Ep 27: Latin America and Oceania with 'Inoke Hafoka and Tino Diaz

Ep 27: Latin America and Oceania with 'Inoke Hafoka and Tino Diaz

37 Minuten

Beschreibung

vor 4 Jahren

Educators ‘Inoke Hafoka and Tino Diaz join this episode to think
together about the regions of Latin America and Oceania, their
ideas, peoples, and relations. We discuss ancient, colonial,
religious, and contemporary entanglements, as well as solidarity,
and connections, in order to explore how to speak about and build
on them. From food connections to black birding (Pacific slavery)
that has led to descendants from each region ending up in the
other in the late 19th to early 20th century. Additionally, we
discuss concepts that we use to learn from and with each other in
our local contexts, which inspires and assists learning more
about ourselves. We suggest there are unique parallels and
differences that can fill each other’s gaps through learning in
relation and between our perspectives and positions.

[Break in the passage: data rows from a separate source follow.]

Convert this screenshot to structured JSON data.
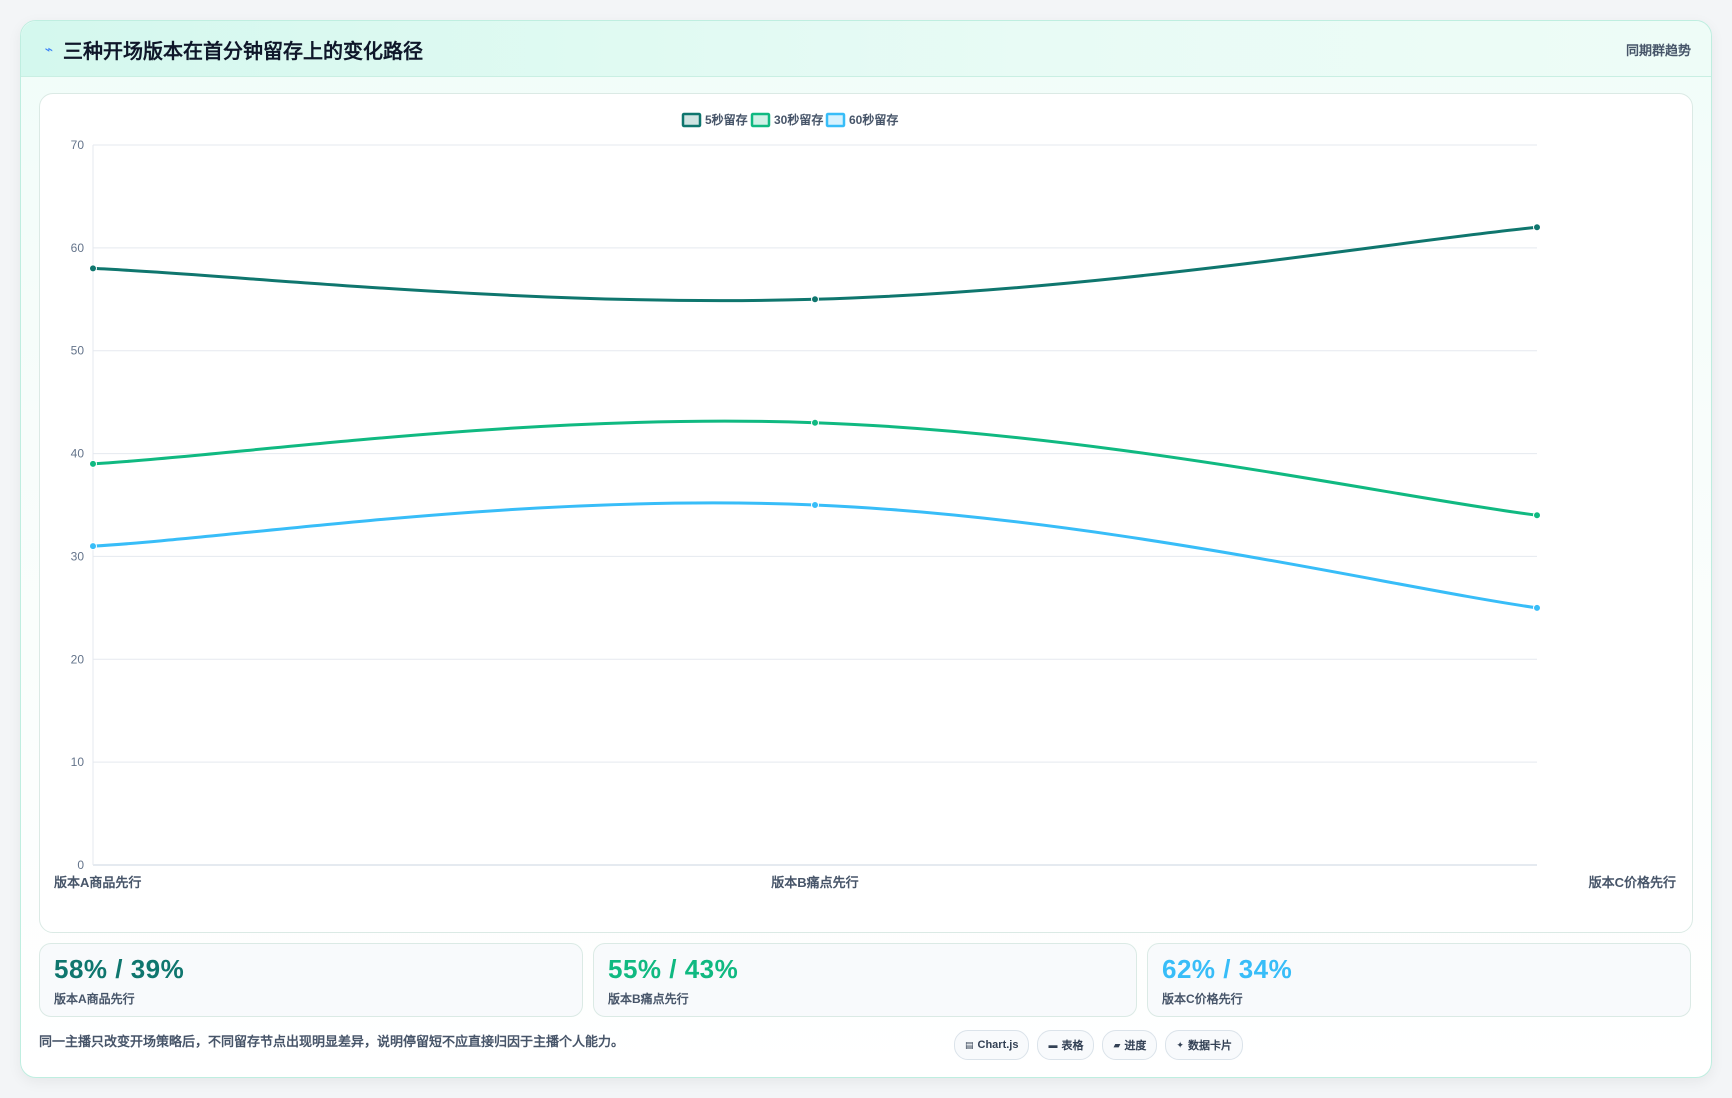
{
  "header": {
    "icon": "trend-icon",
    "title": "三种开场版本在首分钟留存上的变化路径",
    "right_label": "同期群趋势"
  },
  "chart_data": {
    "type": "line",
    "categories": [
      "版本A商品先行",
      "版本B痛点先行",
      "版本C价格先行"
    ],
    "series": [
      {
        "name": "5秒留存",
        "values": [
          58,
          55,
          62
        ],
        "color": "#0f766e"
      },
      {
        "name": "30秒留存",
        "values": [
          39,
          43,
          34
        ],
        "color": "#10b981"
      },
      {
        "name": "60秒留存",
        "values": [
          31,
          35,
          25
        ],
        "color": "#38bdf8"
      }
    ],
    "ylim": [
      0,
      70
    ],
    "yticks": [
      "0",
      "10",
      "20",
      "30",
      "40",
      "50",
      "60",
      "70"
    ],
    "grid": true,
    "legend": "top-center",
    "title": "",
    "xlabel": "",
    "ylabel": ""
  },
  "stats": [
    {
      "value": "58% / 39%",
      "label": "版本A商品先行",
      "color": "#0f766e"
    },
    {
      "value": "55% / 43%",
      "label": "版本B痛点先行",
      "color": "#10b981"
    },
    {
      "value": "62% / 34%",
      "label": "版本C价格先行",
      "color": "#38bdf8"
    }
  ],
  "footnote": "同一主播只改变开场策略后，不同留存节点出现明显差异，说明停留短不应直接归因于主播个人能力。",
  "tags": [
    {
      "icon": "chart-icon",
      "glyph": "▤",
      "label": "Chart.js"
    },
    {
      "icon": "table-icon",
      "glyph": "▬",
      "label": "表格"
    },
    {
      "icon": "progress-icon",
      "glyph": "▰",
      "label": "进度"
    },
    {
      "icon": "card-icon",
      "glyph": "✦",
      "label": "数据卡片"
    }
  ]
}
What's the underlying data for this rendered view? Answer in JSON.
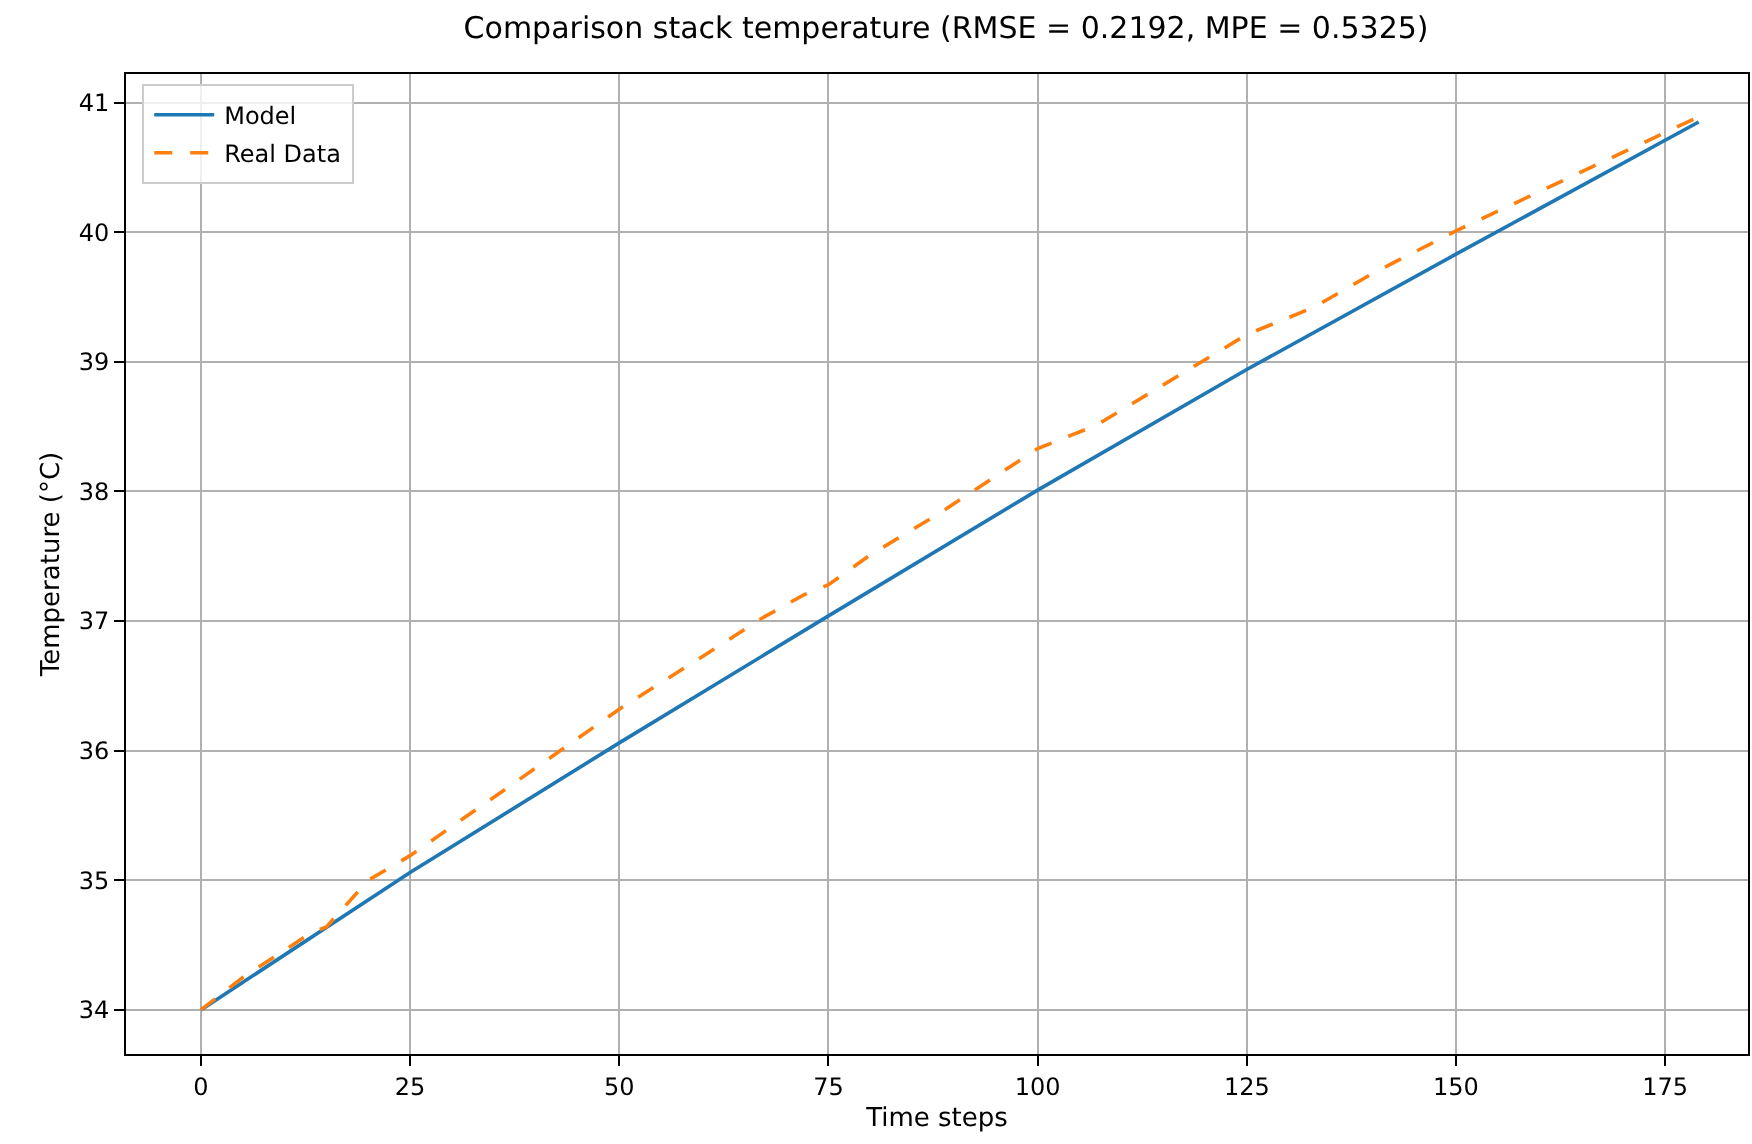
{
  "chart_data": {
    "type": "line",
    "title": "Comparison stack temperature (RMSE = 0.2192, MPE = 0.5325)",
    "xlabel": "Time steps",
    "ylabel": "Temperature (°C)",
    "series": [
      {
        "name": "Model",
        "color": "#1f77b4",
        "line_style": "solid",
        "x": [
          0,
          25,
          50,
          75,
          100,
          125,
          150,
          179
        ],
        "values": [
          34.0,
          35.06,
          36.06,
          37.04,
          38.01,
          38.94,
          39.83,
          40.85
        ]
      },
      {
        "name": "Real Data",
        "color": "#ff7f0e",
        "line_style": "dashed",
        "x": [
          0,
          5,
          10,
          13,
          15,
          20,
          25,
          37,
          50,
          62,
          67,
          72,
          75,
          80,
          88,
          100,
          107,
          125,
          133,
          140,
          150,
          179
        ],
        "values": [
          34.0,
          34.25,
          34.46,
          34.59,
          34.64,
          35.0,
          35.19,
          35.73,
          36.32,
          36.81,
          37.02,
          37.2,
          37.28,
          37.51,
          37.82,
          38.33,
          38.51,
          39.21,
          39.42,
          39.68,
          40.01,
          40.89
        ]
      }
    ],
    "xlim": [
      -8.95,
      184.9
    ],
    "ylim": [
      33.66,
      41.22
    ],
    "xticks": [
      0,
      25,
      50,
      75,
      100,
      125,
      150,
      175
    ],
    "yticks": [
      34,
      35,
      36,
      37,
      38,
      39,
      40,
      41
    ],
    "grid": true,
    "legend": "top left",
    "marker": "none"
  }
}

Mentions: Margarita Satini, Terisa Siagatonu


Terms: Blackbirding (kidnapping and coercion of Pacific peoples
into slavery), Testimonio (bearing witness/testifiying; Latinx
and Xicana educators and activists have used testimonio as a
teaching and activist tool to express collectively experienced
realities), Borderlands (term coined by Gloria Anzaldúa in the
context of the US/Mexico border to identify fragmented and
connected identities that straddle material and metaphysical
borders, which has been extended as a metaphor for the friction
of permeable space between cultures, nations, peoples,
identities, etc.), Nepantla (Nahuatl/Nawat word that means
‘middle’ or ‘in the middle’, which is used by borderlands and
Chicanx/Latin studies and scholars to identify a state of ‘in
between-ness’), Tā-Vā (see episode 15), Kumala/Kumara
(Tongan/Māori words for sweet potato).